Pour la petite Rosine, patauger sur les bords de Marne était une manière d'aller «à la plage» malgré le peu de moyens de ses parents, employés de grands magasins parisiens.

A quelques kilomètres voire mètres de chez eux, les baigneurs pouvaient avoir l'impression d'un vrai-faux «littoral», note Thomas Deschamps, auteur d'un livre sur les baignades qui a grandi sur la Marne à Saint-Maur-des-Fossés (au sud-est de Paris).

Tout, de l'architecture des plages à leurs noms ("Le Petit Trouville», «Deauville à Paris") en passant par la voirie ("quai de la Rive charmante» à Noisy-le-Grand), tente de faire oublier la proximité de la capitale.

«On importe du vocabulaire de Cannes, de Nice (dans le sud-est de la France), on va pasticher les vraies plages dans une sorte d'exotisme littoral normand ou méditerranéen», détaille Vincent Villette, directeur du musée intercommunal de Nogent-sur-Marne.

- Pollution -

A partir des années 1960, la baignade est interdite dans la Seine autour de Paris – où elle n'est déjà pas autorisée depuis longtemps.

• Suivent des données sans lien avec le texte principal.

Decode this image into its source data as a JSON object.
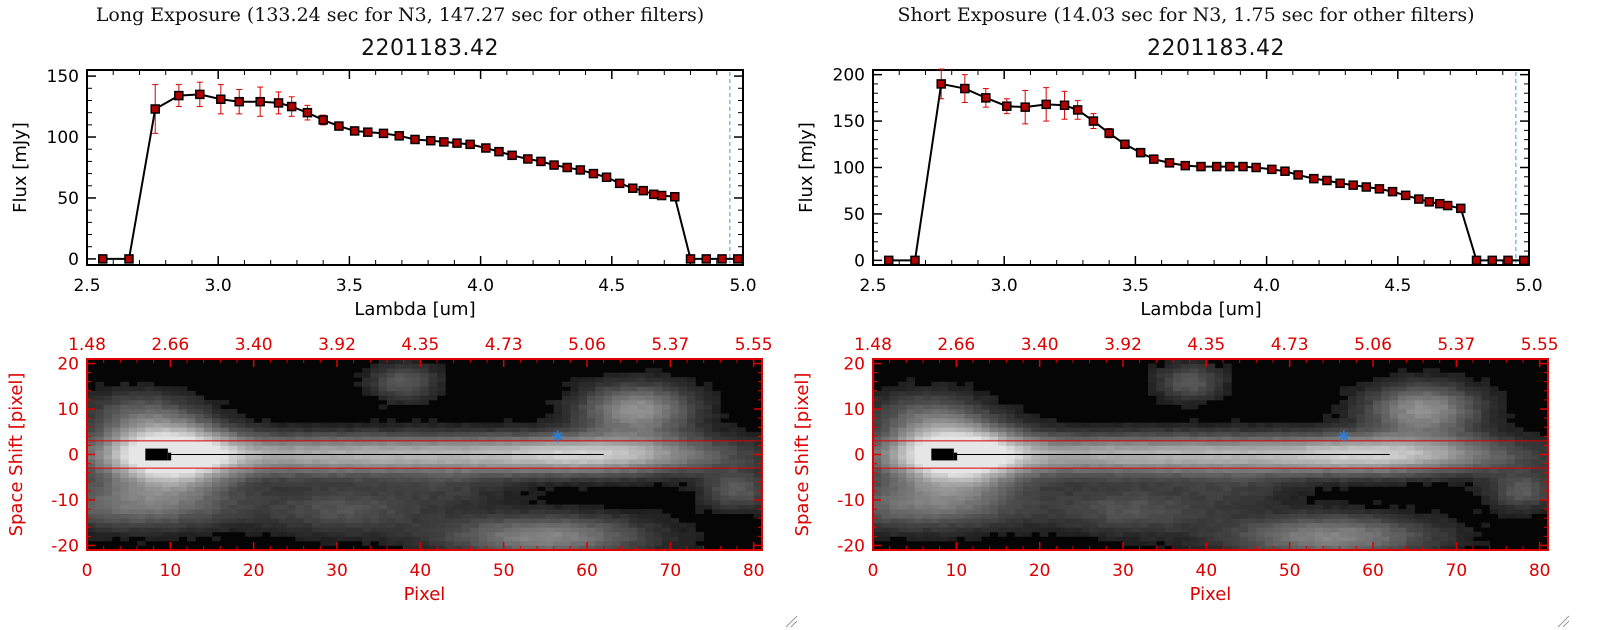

Puis en 1970, c'est au tour de la Marne: un arrêté préfectoral évoque un «danger pour la santé publique en raison de sa pollution».

C'est le glas de l'âge des bals et du canotage, de la légèreté des vacances dans la nature, aux portes de la capitale.

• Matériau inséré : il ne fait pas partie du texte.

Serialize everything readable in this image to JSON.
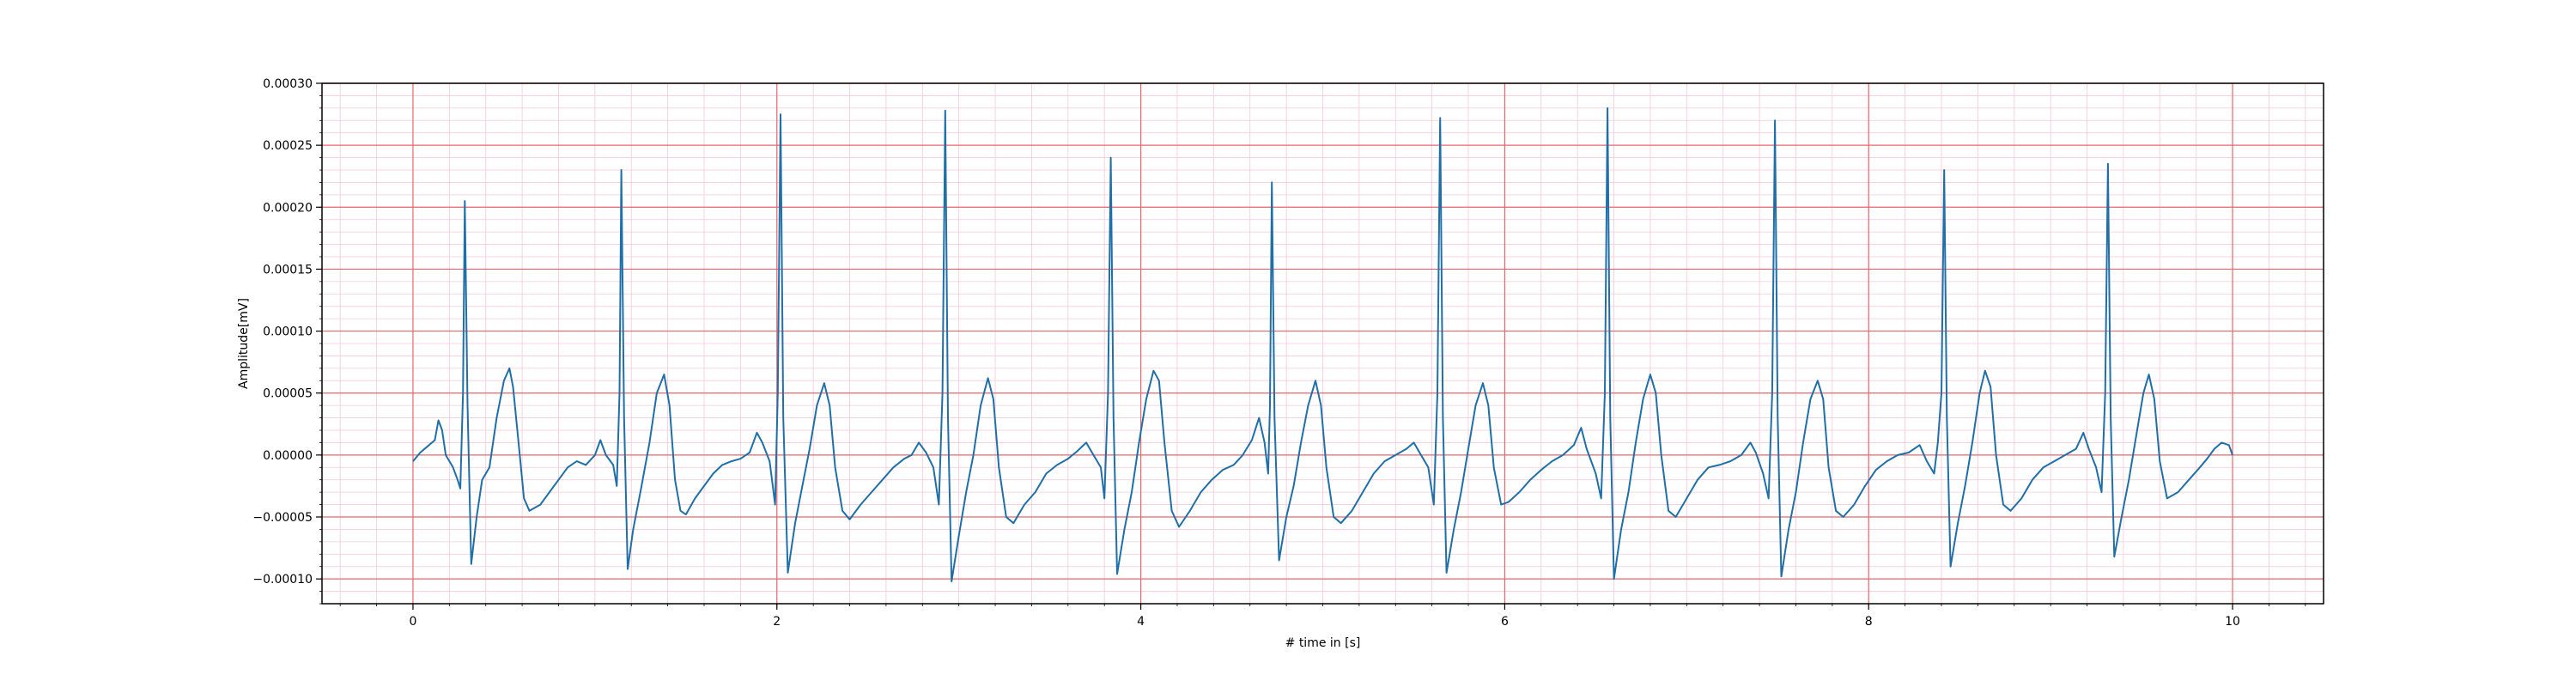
{
  "chart_data": {
    "type": "line",
    "title": "",
    "xlabel": "# time in [s]",
    "ylabel": "Amplitude[mV]",
    "xlim": [
      -0.5,
      10.5
    ],
    "ylim": [
      -0.00012,
      0.0003
    ],
    "x_ticks": [
      0,
      2,
      4,
      6,
      8,
      10
    ],
    "x_tick_labels": [
      "0",
      "2",
      "4",
      "6",
      "8",
      "10"
    ],
    "y_ticks": [
      -0.0001,
      -5e-05,
      0,
      5e-05,
      0.0001,
      0.00015,
      0.0002,
      0.00025,
      0.0003
    ],
    "y_tick_labels": [
      "−0.00010",
      "−0.00005",
      "0.00000",
      "0.00005",
      "0.00010",
      "0.00015",
      "0.00020",
      "0.00025",
      "0.00030"
    ],
    "grid": {
      "major": true,
      "minor": true,
      "major_color": "#e8666e",
      "minor_color": "#f7c8d6"
    },
    "line_color": "#1f6fa8",
    "series": [
      {
        "values": [
          [
            0.0,
            -5e-06
          ],
          [
            0.04,
            2e-06
          ],
          [
            0.08,
            7e-06
          ],
          [
            0.12,
            1.2e-05
          ],
          [
            0.14,
            2.8e-05
          ],
          [
            0.16,
            2e-05
          ],
          [
            0.18,
            0.0
          ],
          [
            0.22,
            -1e-05
          ],
          [
            0.245,
            -2e-05
          ],
          [
            0.26,
            -2.7e-05
          ],
          [
            0.275,
            5e-05
          ],
          [
            0.285,
            0.000205
          ],
          [
            0.3,
            4e-05
          ],
          [
            0.32,
            -8.8e-05
          ],
          [
            0.35,
            -5e-05
          ],
          [
            0.38,
            -2e-05
          ],
          [
            0.42,
            -1e-05
          ],
          [
            0.46,
            3e-05
          ],
          [
            0.5,
            6e-05
          ],
          [
            0.53,
            7e-05
          ],
          [
            0.55,
            5.5e-05
          ],
          [
            0.58,
            1e-05
          ],
          [
            0.61,
            -3.5e-05
          ],
          [
            0.64,
            -4.5e-05
          ],
          [
            0.7,
            -4e-05
          ],
          [
            0.75,
            -3e-05
          ],
          [
            0.8,
            -2e-05
          ],
          [
            0.85,
            -1e-05
          ],
          [
            0.9,
            -5e-06
          ],
          [
            0.95,
            -8e-06
          ],
          [
            1.0,
            0.0
          ],
          [
            1.03,
            1.2e-05
          ],
          [
            1.06,
            0.0
          ],
          [
            1.1,
            -8e-06
          ],
          [
            1.12,
            -2.5e-05
          ],
          [
            1.135,
            5e-05
          ],
          [
            1.145,
            0.00023
          ],
          [
            1.16,
            3e-05
          ],
          [
            1.18,
            -9.2e-05
          ],
          [
            1.21,
            -6e-05
          ],
          [
            1.25,
            -3e-05
          ],
          [
            1.3,
            1e-05
          ],
          [
            1.34,
            5e-05
          ],
          [
            1.38,
            6.5e-05
          ],
          [
            1.41,
            4e-05
          ],
          [
            1.44,
            -2e-05
          ],
          [
            1.47,
            -4.5e-05
          ],
          [
            1.5,
            -4.8e-05
          ],
          [
            1.55,
            -3.5e-05
          ],
          [
            1.6,
            -2.5e-05
          ],
          [
            1.65,
            -1.5e-05
          ],
          [
            1.7,
            -8e-06
          ],
          [
            1.75,
            -5e-06
          ],
          [
            1.8,
            -3e-06
          ],
          [
            1.85,
            2e-06
          ],
          [
            1.89,
            1.8e-05
          ],
          [
            1.92,
            1e-05
          ],
          [
            1.96,
            -5e-06
          ],
          [
            1.99,
            -4e-05
          ],
          [
            2.005,
            5e-05
          ],
          [
            2.02,
            0.000275
          ],
          [
            2.035,
            3e-05
          ],
          [
            2.06,
            -9.5e-05
          ],
          [
            2.1,
            -5.5e-05
          ],
          [
            2.14,
            -2.5e-05
          ],
          [
            2.18,
            5e-06
          ],
          [
            2.22,
            4e-05
          ],
          [
            2.26,
            5.8e-05
          ],
          [
            2.29,
            4e-05
          ],
          [
            2.32,
            -1e-05
          ],
          [
            2.36,
            -4.5e-05
          ],
          [
            2.4,
            -5.2e-05
          ],
          [
            2.46,
            -4e-05
          ],
          [
            2.52,
            -3e-05
          ],
          [
            2.58,
            -2e-05
          ],
          [
            2.64,
            -1e-05
          ],
          [
            2.7,
            -3e-06
          ],
          [
            2.74,
            0.0
          ],
          [
            2.78,
            1e-05
          ],
          [
            2.82,
            2e-06
          ],
          [
            2.86,
            -1e-05
          ],
          [
            2.89,
            -4e-05
          ],
          [
            2.91,
            5e-05
          ],
          [
            2.925,
            0.000278
          ],
          [
            2.94,
            3e-05
          ],
          [
            2.96,
            -0.000102
          ],
          [
            3.0,
            -6.5e-05
          ],
          [
            3.04,
            -3e-05
          ],
          [
            3.08,
            0.0
          ],
          [
            3.12,
            4e-05
          ],
          [
            3.16,
            6.2e-05
          ],
          [
            3.19,
            4.5e-05
          ],
          [
            3.22,
            -1e-05
          ],
          [
            3.26,
            -5e-05
          ],
          [
            3.3,
            -5.5e-05
          ],
          [
            3.36,
            -4e-05
          ],
          [
            3.42,
            -3e-05
          ],
          [
            3.48,
            -1.5e-05
          ],
          [
            3.54,
            -8e-06
          ],
          [
            3.6,
            -3e-06
          ],
          [
            3.65,
            3e-06
          ],
          [
            3.7,
            1e-05
          ],
          [
            3.74,
            0.0
          ],
          [
            3.78,
            -1e-05
          ],
          [
            3.8,
            -3.5e-05
          ],
          [
            3.82,
            5e-05
          ],
          [
            3.835,
            0.00024
          ],
          [
            3.85,
            3e-05
          ],
          [
            3.87,
            -9.6e-05
          ],
          [
            3.91,
            -6e-05
          ],
          [
            3.95,
            -3e-05
          ],
          [
            3.99,
            1e-05
          ],
          [
            4.03,
            4.5e-05
          ],
          [
            4.07,
            6.8e-05
          ],
          [
            4.1,
            6e-05
          ],
          [
            4.13,
            1e-05
          ],
          [
            4.17,
            -4.5e-05
          ],
          [
            4.21,
            -5.8e-05
          ],
          [
            4.27,
            -4.5e-05
          ],
          [
            4.33,
            -3e-05
          ],
          [
            4.39,
            -2e-05
          ],
          [
            4.45,
            -1.2e-05
          ],
          [
            4.51,
            -8e-06
          ],
          [
            4.56,
            0.0
          ],
          [
            4.61,
            1.2e-05
          ],
          [
            4.65,
            3e-05
          ],
          [
            4.68,
            1e-05
          ],
          [
            4.7,
            -1.5e-05
          ],
          [
            4.71,
            4e-05
          ],
          [
            4.72,
            0.00022
          ],
          [
            4.735,
            3e-05
          ],
          [
            4.76,
            -8.5e-05
          ],
          [
            4.8,
            -5e-05
          ],
          [
            4.84,
            -2.5e-05
          ],
          [
            4.88,
            1e-05
          ],
          [
            4.92,
            4e-05
          ],
          [
            4.96,
            6e-05
          ],
          [
            4.99,
            4e-05
          ],
          [
            5.02,
            -1e-05
          ],
          [
            5.06,
            -5e-05
          ],
          [
            5.1,
            -5.5e-05
          ],
          [
            5.16,
            -4.5e-05
          ],
          [
            5.22,
            -3e-05
          ],
          [
            5.28,
            -1.5e-05
          ],
          [
            5.34,
            -5e-06
          ],
          [
            5.4,
            0.0
          ],
          [
            5.46,
            5e-06
          ],
          [
            5.5,
            1e-05
          ],
          [
            5.54,
            0.0
          ],
          [
            5.58,
            -1e-05
          ],
          [
            5.61,
            -4e-05
          ],
          [
            5.63,
            5e-05
          ],
          [
            5.645,
            0.000272
          ],
          [
            5.66,
            3e-05
          ],
          [
            5.68,
            -9.5e-05
          ],
          [
            5.72,
            -6e-05
          ],
          [
            5.76,
            -3e-05
          ],
          [
            5.8,
            5e-06
          ],
          [
            5.84,
            4e-05
          ],
          [
            5.88,
            5.8e-05
          ],
          [
            5.91,
            4e-05
          ],
          [
            5.94,
            -1e-05
          ],
          [
            5.98,
            -4e-05
          ],
          [
            6.02,
            -3.8e-05
          ],
          [
            6.08,
            -3e-05
          ],
          [
            6.14,
            -2e-05
          ],
          [
            6.2,
            -1.2e-05
          ],
          [
            6.26,
            -5e-06
          ],
          [
            6.32,
            0.0
          ],
          [
            6.38,
            8e-06
          ],
          [
            6.42,
            2.2e-05
          ],
          [
            6.45,
            5e-06
          ],
          [
            6.5,
            -1.5e-05
          ],
          [
            6.53,
            -3.5e-05
          ],
          [
            6.55,
            5e-05
          ],
          [
            6.565,
            0.00028
          ],
          [
            6.58,
            3e-05
          ],
          [
            6.6,
            -0.0001
          ],
          [
            6.64,
            -6e-05
          ],
          [
            6.68,
            -3e-05
          ],
          [
            6.72,
            1e-05
          ],
          [
            6.76,
            4.5e-05
          ],
          [
            6.8,
            6.5e-05
          ],
          [
            6.83,
            5e-05
          ],
          [
            6.86,
            0.0
          ],
          [
            6.9,
            -4.5e-05
          ],
          [
            6.94,
            -5e-05
          ],
          [
            7.0,
            -3.5e-05
          ],
          [
            7.06,
            -2e-05
          ],
          [
            7.12,
            -1e-05
          ],
          [
            7.18,
            -8e-06
          ],
          [
            7.24,
            -5e-06
          ],
          [
            7.3,
            0.0
          ],
          [
            7.35,
            1e-05
          ],
          [
            7.38,
            2e-06
          ],
          [
            7.42,
            -1.5e-05
          ],
          [
            7.45,
            -3.5e-05
          ],
          [
            7.47,
            5e-05
          ],
          [
            7.485,
            0.00027
          ],
          [
            7.5,
            3e-05
          ],
          [
            7.52,
            -9.8e-05
          ],
          [
            7.56,
            -6e-05
          ],
          [
            7.6,
            -3e-05
          ],
          [
            7.64,
            1e-05
          ],
          [
            7.68,
            4.5e-05
          ],
          [
            7.72,
            6e-05
          ],
          [
            7.75,
            4.5e-05
          ],
          [
            7.78,
            -1e-05
          ],
          [
            7.82,
            -4.5e-05
          ],
          [
            7.86,
            -5e-05
          ],
          [
            7.92,
            -4e-05
          ],
          [
            7.98,
            -2.5e-05
          ],
          [
            8.04,
            -1.2e-05
          ],
          [
            8.1,
            -5e-06
          ],
          [
            8.16,
            0.0
          ],
          [
            8.22,
            2e-06
          ],
          [
            8.28,
            8e-06
          ],
          [
            8.32,
            -5e-06
          ],
          [
            8.36,
            -1.5e-05
          ],
          [
            8.38,
            1e-05
          ],
          [
            8.4,
            5e-05
          ],
          [
            8.415,
            0.00023
          ],
          [
            8.43,
            3e-05
          ],
          [
            8.45,
            -9e-05
          ],
          [
            8.49,
            -5.5e-05
          ],
          [
            8.53,
            -2.5e-05
          ],
          [
            8.57,
            1e-05
          ],
          [
            8.61,
            5e-05
          ],
          [
            8.64,
            6.8e-05
          ],
          [
            8.67,
            5.5e-05
          ],
          [
            8.7,
            0.0
          ],
          [
            8.74,
            -4e-05
          ],
          [
            8.78,
            -4.5e-05
          ],
          [
            8.84,
            -3.5e-05
          ],
          [
            8.9,
            -2e-05
          ],
          [
            8.96,
            -1e-05
          ],
          [
            9.02,
            -5e-06
          ],
          [
            9.08,
            0.0
          ],
          [
            9.14,
            5e-06
          ],
          [
            9.18,
            1.8e-05
          ],
          [
            9.21,
            5e-06
          ],
          [
            9.25,
            -1e-05
          ],
          [
            9.28,
            -3e-05
          ],
          [
            9.3,
            5e-05
          ],
          [
            9.315,
            0.000235
          ],
          [
            9.33,
            3e-05
          ],
          [
            9.35,
            -8.2e-05
          ],
          [
            9.39,
            -5e-05
          ],
          [
            9.43,
            -2e-05
          ],
          [
            9.47,
            1.5e-05
          ],
          [
            9.51,
            5e-05
          ],
          [
            9.54,
            6.5e-05
          ],
          [
            9.57,
            4.5e-05
          ],
          [
            9.6,
            -5e-06
          ],
          [
            9.64,
            -3.5e-05
          ],
          [
            9.7,
            -3e-05
          ],
          [
            9.76,
            -2e-05
          ],
          [
            9.82,
            -1e-05
          ],
          [
            9.86,
            -3e-06
          ],
          [
            9.9,
            5e-06
          ],
          [
            9.94,
            1e-05
          ],
          [
            9.98,
            8e-06
          ],
          [
            10.0,
            0.0
          ]
        ]
      }
    ]
  }
}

Michel Riousset se souvient avoir vu la faune et la flore s'appauvrir à Champigny-sur-Marne.

«La Marne était très noire... Quand on sortait les bateaux, il fallait les mettre sur des tréteaux parce que les coques étaient gluantes à cause des hydrocarbures», décrit-il.

La création massive de piscines et le développement de l'automobile finissent de détourner les riverains de la Seine et de la Marne.

Subsistent aujourd'hui le long des berges de rares vestiges en béton, souvent coûteux à détruire.

«J'y suis retourné avec des amis en voiture mais j'étais malade de voir ça», confie Georges Parot à propos du site de Villennes-sur-Seine – où depuis les rives ont été aménagées et la nature a commencé à reprendre ses droits.

En attendant l'ouverture d'une trentaine de sites de baignade répartis sur 26 communes à et autour de Paris sur la Seine et la Marne promise à partir de 2025.